As expected, all of the top 20 defenders for the attacking score are fullbacks. Even without the goals and assists points, James Milner comes out on top. Again, interestingly there seems to be no bias towards the top clubs with 14 different clubs represented.
A closer look at the crossing stat shows us that of the top 20 attacking defenders, 14 of them appear in the top 20 for crossing as well. This perhaps highlights the significance of crossing in attaining a larger attacking score.
One other interesting facet of the analysis was the dribbling stat. It was found that a dribbling value of 1.1 per game would most likely give you a larger attacking score. Obviously it would be very hard to predict who only successfully dribbles about once per game. The key takeaway would be that dribbles are important, but more doesn’t necessarily mean better.
Finally, if we model the defending and attacking scores along with the goals, assists, and clean sheet scores to try and maximize the total score, we find that the defending score contributes by far the most amount of information.
The top 20 defenders in the data set are outlined below. Milner has been classed as a defender in the analysis. That means he scored all of the clean sheet bonus points etc. that he missed out on in the Togga system last season making him the top scoring defender. There are nine full-backs and eleven centre-backs from a total of 11 different teams which highlights again that there seems to be no bias towards the top clubs.

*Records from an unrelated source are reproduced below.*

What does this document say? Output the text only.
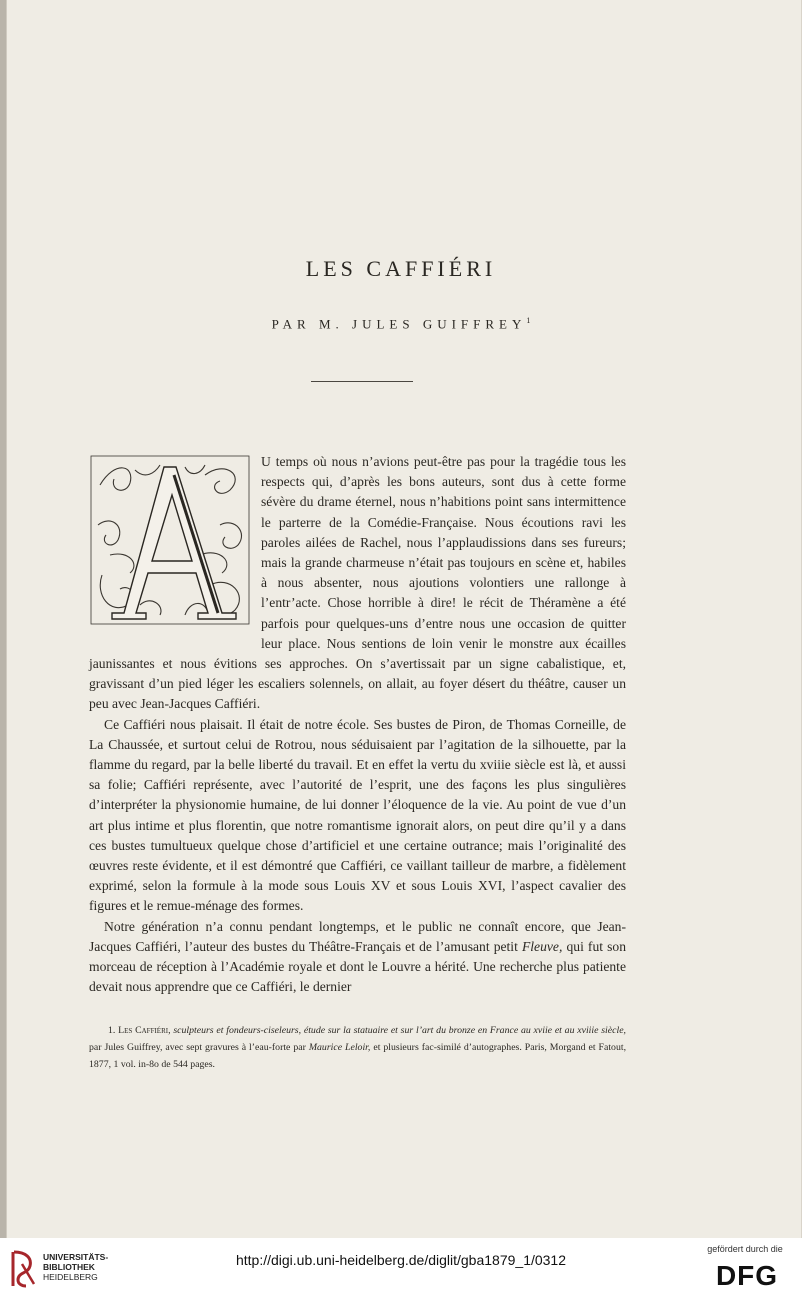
LES CAFFIÉRI
PAR M. JULES GUIFFREY$^1$

U temps où nous n’avions peut-être pas pour la tragédie tous les respects qui, d’après les bons auteurs, sont dus à cette forme sévère du drame éternel, nous n’habitions point sans intermittence le parterre de la Comédie-Française. Nous écoutions ravi les paroles ailées de Rachel, nous l’applaudissions dans ses fureurs; mais la grande charmeuse n’était pas toujours en scène et, habiles à nous absenter, nous ajoutions volontiers une rallonge à l’entr’acte. Chose horrible à dire! le récit de Théramène a été parfois pour quelques-uns d’entre nous une occasion de quitter leur place. Nous sentions de loin venir le monstre aux écailles jaunissantes et nous évitions ses approches. On s’avertissait par un signe cabalistique, et, gravissant d’un pied léger les escaliers solennels, on allait, au foyer désert du théâtre, causer un peu avec Jean-Jacques Caffiéri.

Ce Caffiéri nous plaisait. Il était de notre école. Ses bustes de Piron, de Thomas Corneille, de La Chaussée, et surtout celui de Rotrou, nous séduisaient par l’agitation de la silhouette, par la flamme du regard, par la belle liberté du travail. Et en effet la vertu du xviiie siècle est là, et aussi sa folie; Caffiéri représente, avec l’autorité de l’esprit, une des façons les plus singulières d’interpréter la physionomie humaine, de lui donner l’éloquence de la vie. Au point de vue d’un art plus intime et plus florentin, que notre romantisme ignorait alors, on peut dire qu’il y a dans ces bustes tumultueux quelque chose d’artificiel et une certaine outrance; mais l’originalité des œuvres reste évidente, et il est démontré que Caffiéri, ce vaillant tailleur de marbre, a fidèlement exprimé, selon la formule à la mode sous Louis XV et sous Louis XVI, l’aspect cavalier des figures et le remue-ménage des formes.

Notre génération n’a connu pendant longtemps, et le public ne connaît encore, que Jean-Jacques Caffiéri, l’auteur des bustes du Théâtre-Français et de l’amusant petit Fleuve, qui fut son morceau de réception à l’Académie royale et dont le Louvre a hérité. Une recherche plus patiente devait nous apprendre que ce Caffiéri, le dernier

1. Les Caffiéri, sculpteurs et fondeurs-ciseleurs, étude sur la statuaire et sur l’art du bronze en France au xviie et au xviiie siècle, par Jules Guiffrey, avec sept gravures à l’eau-forte par Maurice Leloir, et plusieurs fac-similé d’autographes. Paris, Morgand et Fatout, 1877, 1 vol. in-8o de 544 pages.
UNIVERSITÄTS-
BIBLIOTHEK
HEIDELBERG
http://digi.ub.uni-heidelberg.de/diglit/gba1879_1/0312
gefördert durch die
DFG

|J. Milner||S. Cook||S. Kolasinac||M. Keane|
|C. Azpilicueta||A. Valencia||G. McAuley||L. Koscielny|
|M. Alonso||G. Cahill||M. Lowton||N. Clyne|
|K. Walker||J. Vertonghen||C. Dawson||S. Mustafi|
|C. Fuchs||N. Otamendi||L. Baines||B. Mee|
It is interesting to note that the top 5 defenders are full-backs (Cesar Azpilicueta was a full-back at times for Chelsea last season before their switch to 5-3-2 so he is defined as both a full-back and centre-back in this article). Milner is also somewhat of an anomaly. His goal return (7) went unmatched and he was amongst the highest scoring in terms of key passes and successful crosses which appears to be the perfect recipe. If Milner was the starting left-back for Liverpool this season, he would be a top pick for highest scoring defender so long as he also kept PK duties. But to everybody’s annoyance, Jurgen Klopp has decided to put him back in mid-field.
To sum up, there is a definite emphasis on the defending score portion in trying to predict a high scoring defender. Aerials in particular appear to be one of the most crucial stats in predicting a higher score. Whilst dribbles are important, more of them do not appear to be better. Goals and assists do not weigh as heavily as one might imagine and should be treated as more of a bonus than anything else. And playing for teams near the top of the table neither helps nor hinders your chances of having a high scoring defender with the exception of the most elite full-backs/wing-backs (but not James Milner anymore).